The feasibility of multimodality image fusion road-mapping techniques, such as preoperative multidetector CT, cone-beam CT, or magnetic resonance angiography, with intraprocedural fluoroscopy was recently reported [15,16,17,18,19]. However, the majority of those studies created roadmaps for opened vessels to place wires and devices, without using contrast medium. However, a key aspect of our technique was the ability to visualize details of the occluded vessel for use as a support tool for precise wiring in CTO lesions [11]. Thus, our method emphasizes the construction of a virtual vessel based on an accurate tracing of the central line of the occluded vessel and accurate reconstruction of the posture during the preoperative CT imaging. To the best of our knowledge, there are no other reports on specialized aorto-iliac CTO intervention using 3D fusion road mapping. We consider the wiring time for the CTO lesion to be the most important parameter affecting the technical efficacy of our CTf3D-RM technique. Therefore, we defined the wiring time as the primary endpoint in the present study. However, the procedural success, radiation dose, contrast medium dose, and procedure time are very important parameters in the clinical setting; these parameters were, therefore, chosen as the secondary endpoints.

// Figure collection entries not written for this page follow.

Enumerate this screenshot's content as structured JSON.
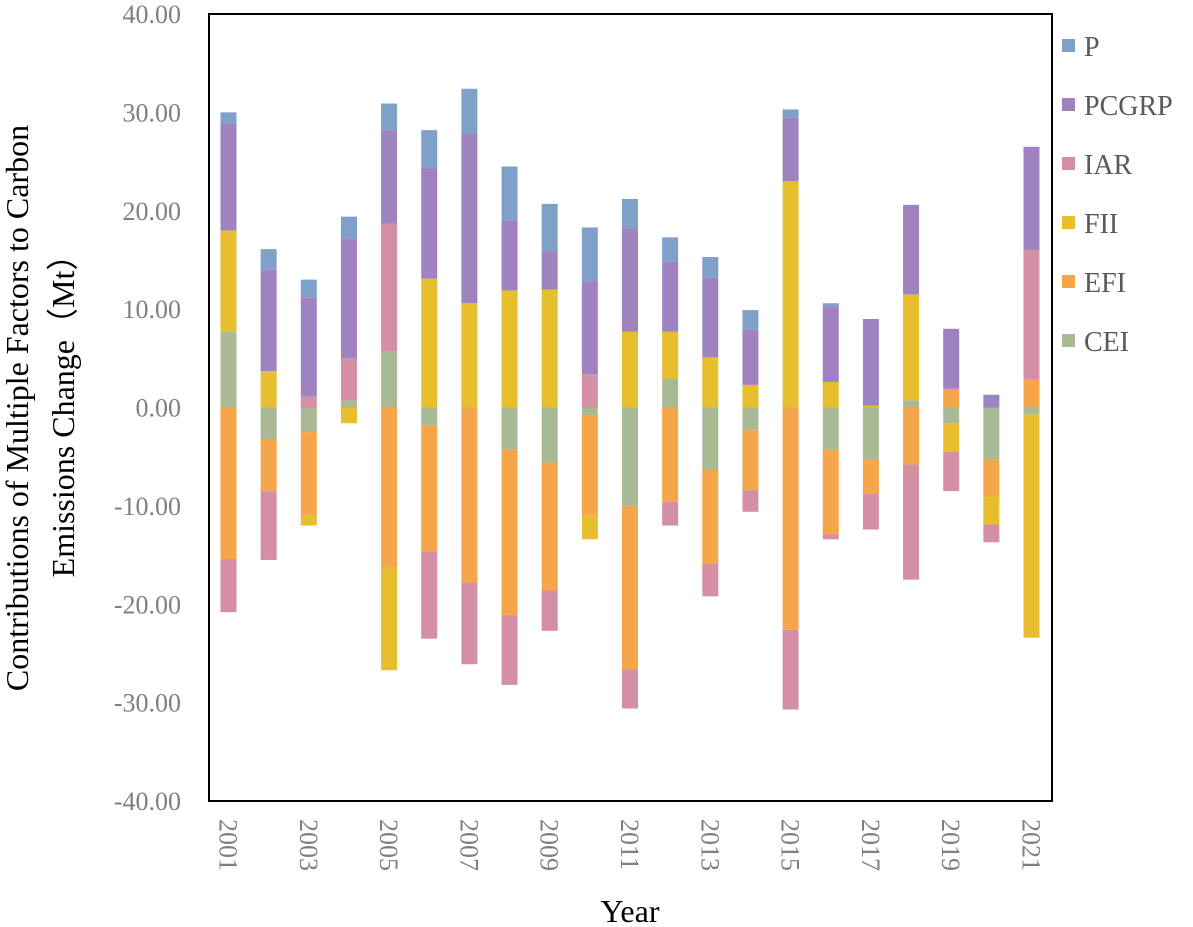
{
  "chart_data": {
    "type": "stacked-bar",
    "title": "",
    "xlabel": "Year",
    "ylabel_lines": [
      "Contributions of Multiple Factors to Carbon",
      "Emissions Change（Mt）"
    ],
    "ylim": [
      -40,
      40
    ],
    "ytick_step": 10,
    "ytick_labels": [
      "40.00",
      "30.00",
      "20.00",
      "10.00",
      "0.00",
      "-10.00",
      "-20.00",
      "-30.00",
      "-40.00"
    ],
    "categories": [
      "2001",
      "2002",
      "2003",
      "2004",
      "2005",
      "2006",
      "2007",
      "2008",
      "2009",
      "2010",
      "2011",
      "2012",
      "2013",
      "2014",
      "2015",
      "2016",
      "2017",
      "2018",
      "2019",
      "2020",
      "2021"
    ],
    "xtick_labels": [
      "2001",
      "2003",
      "2005",
      "2007",
      "2009",
      "2011",
      "2013",
      "2015",
      "2017",
      "2019",
      "2021"
    ],
    "legend_position": "right",
    "legend": [
      "P",
      "PCGRP",
      "IAR",
      "FII",
      "EFI",
      "CEI"
    ],
    "series": [
      {
        "name": "CEI",
        "color": "#a9b994",
        "values": [
          7.7,
          -3.2,
          -2.5,
          0.7,
          5.7,
          -1.8,
          0,
          -4.3,
          -5.6,
          -0.8,
          -10,
          2.9,
          -6.3,
          -2.3,
          0,
          -4.3,
          -5.3,
          0.7,
          -1.6,
          -5.3,
          -0.7
        ]
      },
      {
        "name": "EFI",
        "color": "#f5a54a",
        "values": [
          -15.4,
          -5.3,
          -8.5,
          0,
          -16.3,
          -12.8,
          -17.8,
          -16.8,
          -13,
          -10.2,
          -16.6,
          -9.6,
          -9.6,
          -6.1,
          -22.6,
          -8.6,
          -3.5,
          -5.8,
          1.9,
          -3.8,
          2.9
        ]
      },
      {
        "name": "FII",
        "color": "#e6be2e",
        "values": [
          10.3,
          3.7,
          -1,
          -1.6,
          -10.4,
          13.1,
          10.6,
          11.9,
          12,
          -2.4,
          7.7,
          4.8,
          5.1,
          2.3,
          23,
          2.6,
          0.2,
          10.8,
          -2.9,
          -2.8,
          -22.7
        ]
      },
      {
        "name": "IAR",
        "color": "#d48fa5",
        "values": [
          -5.4,
          -7,
          1.1,
          4.3,
          13,
          -8.9,
          -8.3,
          -7.1,
          -4.1,
          3.4,
          -4,
          -2.4,
          -3.3,
          -2.2,
          -8.1,
          -0.5,
          -3.6,
          -11.7,
          -4,
          -1.8,
          13.1
        ]
      },
      {
        "name": "PCGRP",
        "color": "#9e83c0",
        "values": [
          10.9,
          10.3,
          10.1,
          12.2,
          9.5,
          11.2,
          17.2,
          7.1,
          3.9,
          9.4,
          10.5,
          7.1,
          8.1,
          5.6,
          6.5,
          7.7,
          8.8,
          9.1,
          6.1,
          1.3,
          10.5
        ]
      },
      {
        "name": "P",
        "color": "#7fa0c8",
        "values": [
          1.1,
          2.1,
          1.8,
          2.2,
          2.7,
          3.9,
          4.6,
          5.5,
          4.8,
          5.5,
          3,
          2.5,
          2.1,
          2,
          0.8,
          0.3,
          0,
          0,
          0,
          0,
          0
        ]
      }
    ]
  }
}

The main problems related to our CTf3D-RM involved patient movement and image artifact, as well as different patient positions during preoperative CT and interventional procedures. Nevertheless, it was previously reported that a mismatch of several millimeters may not be clinically significant in aorto-iliac lesions [10]. Although the posture and vessel course sometimes change and the roadmap may shift because of the prolonged procedure time, it is easy to readjust the roadmap using bone and artery calcification because there are usually many landmarks in the pelvic region. Even if the image shifts during the procedure, the radiology technical physician at the workstation can correct the roadmap. We rarely required significant corrections of the 3D roadmap during the procedure, because the iliac artery is located within the pelvis and is relatively unaffected by changes in position. Additionally, the present study had no cases in which CTf3D-RM did not help at all or cases in which standard EVT was performed because images could not be created. Although the procedure can be performed without a fixation device to maintain the position of the patient, we prefer its use because of the convenience long-term position fixation.

Limitations

This study was a retrospective, non-randomized, single-center study. Thus, the number of patients was very small. Although there were no significant difference between the two groups in terms of patient and lesion characteristics, selection bias cannot be ruled out. Additionally, no core laboratory was available. These factors may have affected the results and further clinical trials are required to confirm our findings. As our study was retrospective, some cases included pure aorto-iliac CTO, while some cases included aorto-iliac CTO plus other diagnostic tests. This seems likely to have had little effect on the wiring time and procedure time, but may have affected the radiation exposure dose, fluoroscopic time, and contrast medium dose. However, as the patient and procedural background data did not significantly differ between the two groups, it seems likely that the performance of other diagnostic tests did not significantly affect the clinical results.

Conclusions

EVT with CTf3D-RM for aorto-iliac CTO provides a high procedural success rate and low complication rate, with fewer guidewires and shorter wiring time to pass through the CTO. This method may improve the quality of complex aorto-iliac CTO interventions.